Como revelam os arquivos, Angaine estava em estreito contacto tanto com o comissário provincial Mahihu como com o Presidente Kenyatta sobre a situação em Meru. Mas os arquivos não revelaram muito sobre a relação entre Angaine e o Mau Mau, por isso decidi descobrir mais através do trabalho de campo. Os políticos Meru que tinham estado activos nos anos 60 e os veteranos Mau Mau preencheram o quadro. Eles me ajudaram a situar Angaine dentro da política de Meru.
Em 1954, Angaine foi preso e detido brevemente pelas autoridades coloniais. Ainda não está claro se isto se deveu principalmente ao facto de ele ser suspeito de pertencer ao movimento Mau Mau, ou porque foi acusado do assassinato da sua esposa. Ele foi absolvido por falta de provas.

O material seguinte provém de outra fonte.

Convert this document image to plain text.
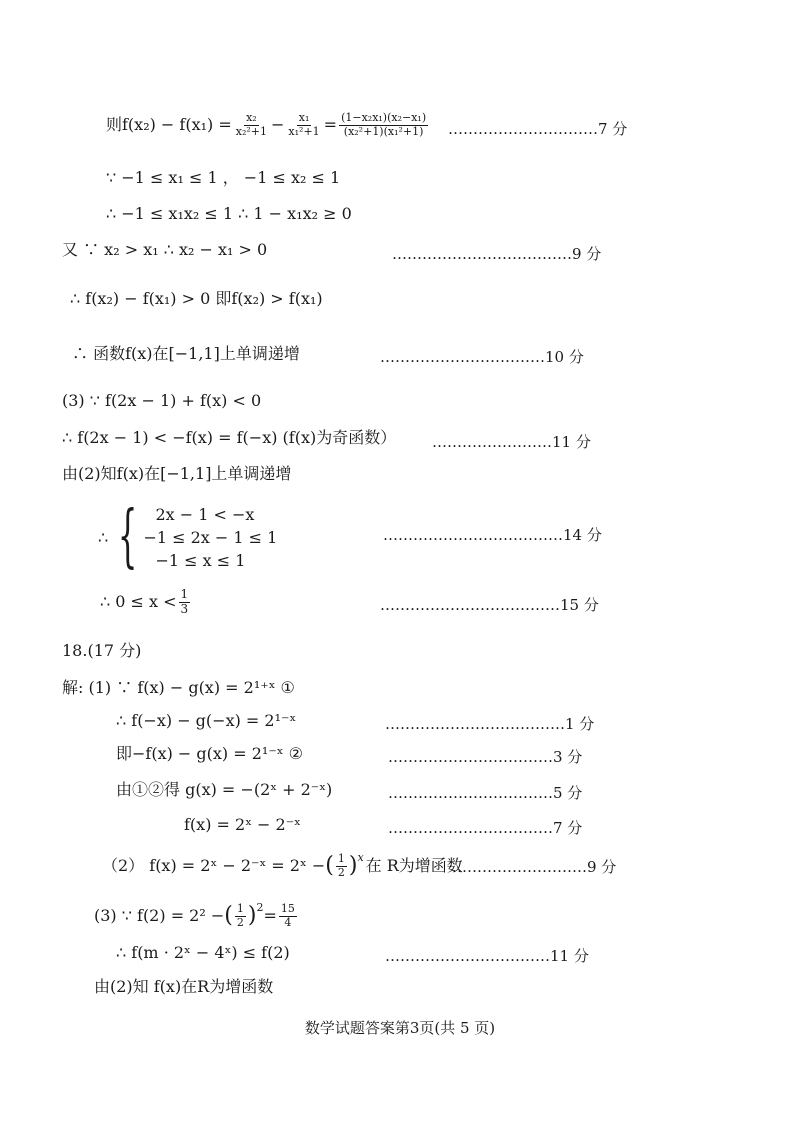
则$f(x_2) - f(x_1) = \frac{\text{x₂}}{\text{x₂²+1}} - \frac{\text{x₁}}{\text{x₁²+1}} = \frac{\text{(1−x₂x₁)(x₂−x₁)}}{\text{(x₂²+1)(x₁²+1)}}$ …………………………7 分
∵ −1 ≤ x₁ ≤ 1 ， −1 ≤ x₂ ≤ 1
∴ −1 ≤ x₁x₂ ≤ 1 ∴ 1 − x₁x₂ ≥ 0
又 ∵ x₂ > x₁ ∴ x₂ − x₁ > 0	………………………………9 分
∴ f(x₂) − f(x₁) > 0 即f(x₂) > f(x₁)
∴ 函数f(x)在[−1,1]上单调递增	……………………………10 分
(3) ∵ f(2x − 1) + f(x) < 0
∴ f(2x − 1) < −f(x) = f(−x) (f(x)为奇函数） ……………………11 分
由(2)知f(x)在[−1,1]上单调递增
∴ {	2x − 1 < −x
−1 ≤ 2x − 1 ≤ 1
−1 ≤ x ≤ 1
………………………………14 分
∴ $0 \le x < \frac{1}{3}$	………………………………15 分
18.(17 分)
解: (1) ∵ f(x) − g(x) = 2¹⁺ˣ ①
∴ f(−x) − g(−x) = 2¹⁻ˣ	………………………………1 分
即−f(x) − g(x) = 2¹⁻ˣ ②	……………………………3 分
由①②得 g(x) = −(2ˣ + 2⁻ˣ)	……………………………5 分
f(x) = 2ˣ − 2⁻ˣ	……………………………7 分
（2） f(x) = 2ˣ − 2⁻ˣ = 2ˣ − ( $\frac{1}{2}$ ) x 在 R为增函数
………………………9 分
(3) ∵ f(2) = 2² − ( $\frac{1}{2}$ ) $2 = \frac{15}{4}$
∴ f(m · 2ˣ − 4ˣ) ≤ f(2)	……………………………11 分
由(2)知 f(x)在R为增函数
数学试题答案第3页(共 5 页)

Apesar disso, a sua detenção ajudou a estabelecer que ele era um seguidor do movimento. Kenyatta certamente sabia que, assim como ele, Angaine tinha uma relação ambígua com o movimento Mau Mau. Nomeá-lo como Ministro das Terras enviaria uma mensagem positiva para o povo Meru. Eles acreditariam que o ministro encarregado da redistribuição de terras era um seguidor local do movimento.
E assim a política de terras “comprador disposto, vendedor disposto” poderia continuar calmamente. O governo britânico ficou aliviado que não haveria redistribuição radical de terras que pudesse minar seus interesses no Quênia. Os novos funcionários do governo queniano poderiam conseguir empréstimos britânicos para comprar terras coloniais e fortalecer seu controle sobre o principal recurso econômico do país. Deixados de fora da equação estavam os pobres sem terra que teriam de esperar mais tempo pelo cumprimento da promessa de terra.
Este artigo é baseado na pesquisa que fiz para o meu livro, Power and the Presidency in Kenya: the Jomo Kenyatta Years, 1958-1978 (Cambridge University Press, 2020).
Anaïs Angelo, Chercheuse (Post Doc), Universität Wien
Este artigo é republicado de The Conversation sob uma licença Creative Commons. Leia o artigo original.